Petro já havia se defendido das acusações e afirmou que despesas feitas após a eleição foram incluídas na investigação como sendo parte da campanha. "Você pode observar que as doações a partidos se tornaram irregulares mesmo quando são permitidas por lei e que supostas despesas após o término da campanha eleitoral são apresentadas como se estivessem dentro da campanha", disse o mandatário colombiano.
O Ministério das Relações Exteriores da Colômbia pediu à Corte Interamericana de Direitos Humanos (CIDH) proteção a Petro. O objetivo do governo é que seja aplicada uma medida cautelar pelo CIDH. Na prática, isso seria um pedido para que um Estado defenda alguém que “esteja em uma situação grave”. A chancelaria colombiana ainda fará um pedido ao Tribunal Interamericano de Direitos Humanos para intervir na investigação.
Em coletiva de imprensa, o vice-ministro de Relações Exteriores, Jorge Rojas, disse que está em curso um “golpe de Estado” no país e que informou ao corpo diplomático e aos países que mantêm relação com a Colômbia sobre a “perseguição” sofrida por Petro. Segundo ele, o processo contra Petro é político e um golpe contra a democracia .
Acusações de Petro
Desde que assumiu em 2022, Petro já denunciou diversas vezes tentativas de golpe ou desestabilização de seu governo. Em março de 2023, John Marulanda, ex-diretor da Associação de Oficiais Reformados das Forças Militares da Colômbia, disse em uma entrevista que faria "de tudo para destituir um sujeito que foi guerrilheiro" e insinuou que o país deveria seguir o exemplo do Peru, onde o então presidente Pedro Castillo fora afastado do poder.
Petro respondeu: chamou o caso de tentativa de golpe de Estado e pediu investigação.
Em junho, Petro exigiu a renúncia de sua então chefe de Gabinete, Laura Sarabia, e do embaixador colombiano na Venezuela, Armando Benedetti, em meio a ameaças trocadas por ambos que envolviam supostas escutas telefônicas, roubo de dólares e doações de campanha. O presidente colombiano chamou o episódio de "golpe suave para interromper a luta contra a impunidade".
No mesmo mês, intelectuais e líderes políticos de 20 países assinaram uma carta denunciando a tentativa de congressistas de sabotar o governo barrando reformas propostas pelo presidente, como a da saúde, a trabalhista e a da previdência.
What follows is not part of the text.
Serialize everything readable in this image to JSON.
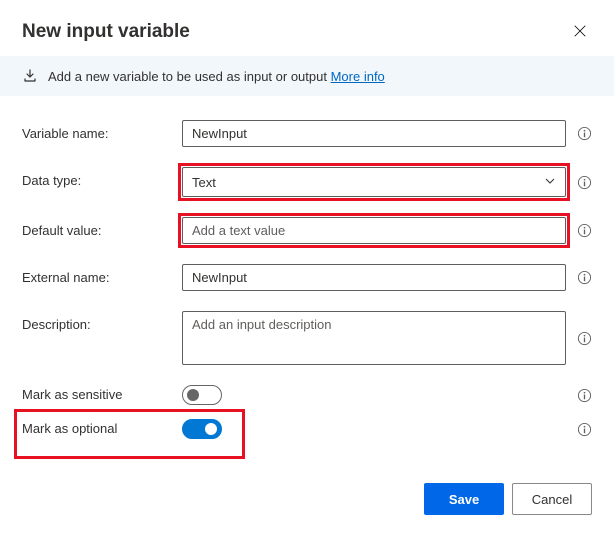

Eles também classificaram esse movimento como "golpe suave". Petro havia rompido com três partidos de direita que compunham sua coalizão após enfrentar essas travas no Congresso. A decisão levou a uma reformulação ministerial e perda de interlocução com setores de centro e de direita no Legislativo. O presidente, então, convocou manifestações em apoio às reformas e uma "mobilização permanente" da sociedade.
Em fevereiro de 2024, o presidente disse que o Ministério Público do país tentava derrubar seu governo "pelas vias judiciais". Naquele período, ele e o procurador-geral colombiano, Francisco Barbosa, estavam travando uma batalha judicial que envolvia acusações contra o então ministro das Relações Exteriores, Alvaro Leyva, por cancelar uma licitação para escolher a empresa que emitiria os passaportes colombianos, e a própria investigação contra as doações da Fecode.